Serais-je obligée d’attendre le moment de la passation de cage pour m’enfuir ? Ou devrais-je m’enfuir de cette première cage ? Mais où aller ? Et comment ?

Je suis tellement effrayée par cette dernière perspective que je n’en n’ai jamais parlé à personne.

Enfin, sauf cette après-midi. C’était bien la première fois que j’osais m’en ouvrir à quelqu’un. Mais comme cette domestique est nouvelle, j’ai pris le risque, ou plutôt, elle a si habilement manœuvré que les mots sont sortis tout seul de ma bouche et je me suis trahie. Cela l’a fait sourire jusqu’aux oreilles.

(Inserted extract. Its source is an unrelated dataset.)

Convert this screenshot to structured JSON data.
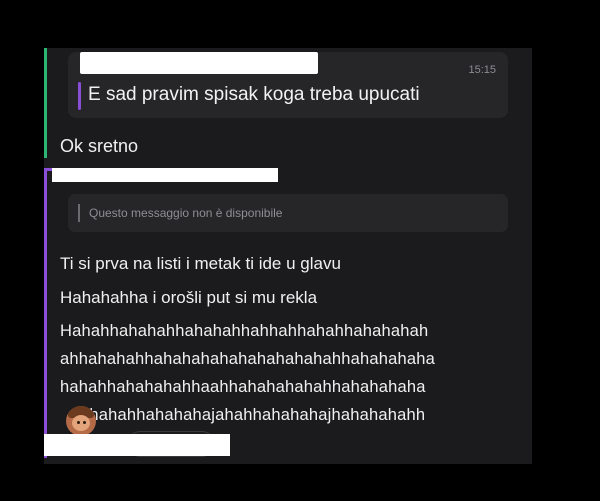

Ce soir je me rassure en me disant que si elle parle, je l’accuserai de mentir et mon père la congédiera. Personne ne la croira. Elle est nouvelle. Elle n’a pas de poids. Moi je suis née là et je connais tout le monde. Je connais absolument chaque hommes, chaque femme, chaque enfant, qu’il soit voisin, menuisier, boulanger ou imprimeur, chaque cousin de cousin, chaque voyageur récurrent, chaque rue, chaque toît, chaque tuile. Chaque brin d’herbe… je me meurs d’ennuis.

Et Amalia l’a deviné. Voilà pourquoi elle m’a offert ce livre et m’a poussé à la confession… je peux enfin me l’avouer : ça fait du bien de pouvoir dire ce qu’on a sur le cœur depuis si longtemps qu’on s’était habitué à son poids dans notre poitrine. Et depuis, je n’ai qu’une envie : continuer de m’alléger.

Ah non, deux envies : continuer de lire Angélique, Marquise des Anges !


J’ai donc rejoint Amalia après le dîner sous prétexte de l’aider à faire la lessive de nos draps au lavoir. Je n’avais jamais vu une domestique aussi peu douée et je m’en suis gentiment moquée.

Sans aucunement en prendre ombrage, elle m’a demandé ce que je pensais du livre qu’elle m’a prêté en secret.

_ Je suis choquée que Joffrey cumule les défauts, lui ai-je répondu. Une immense balafre sur le visage, boiteux et en plus VIEUX ! Mais pauvre Angélique ! J’espère qu’elle va réussir à s’enfuir avec Nicolas !

Amalia avait sourit de plus belle :

_ Continues, tu vas être surprise.

J’en ai l’eau à la bouche, mes sœurs dorment enfin je vais pouvoir continuer de lire.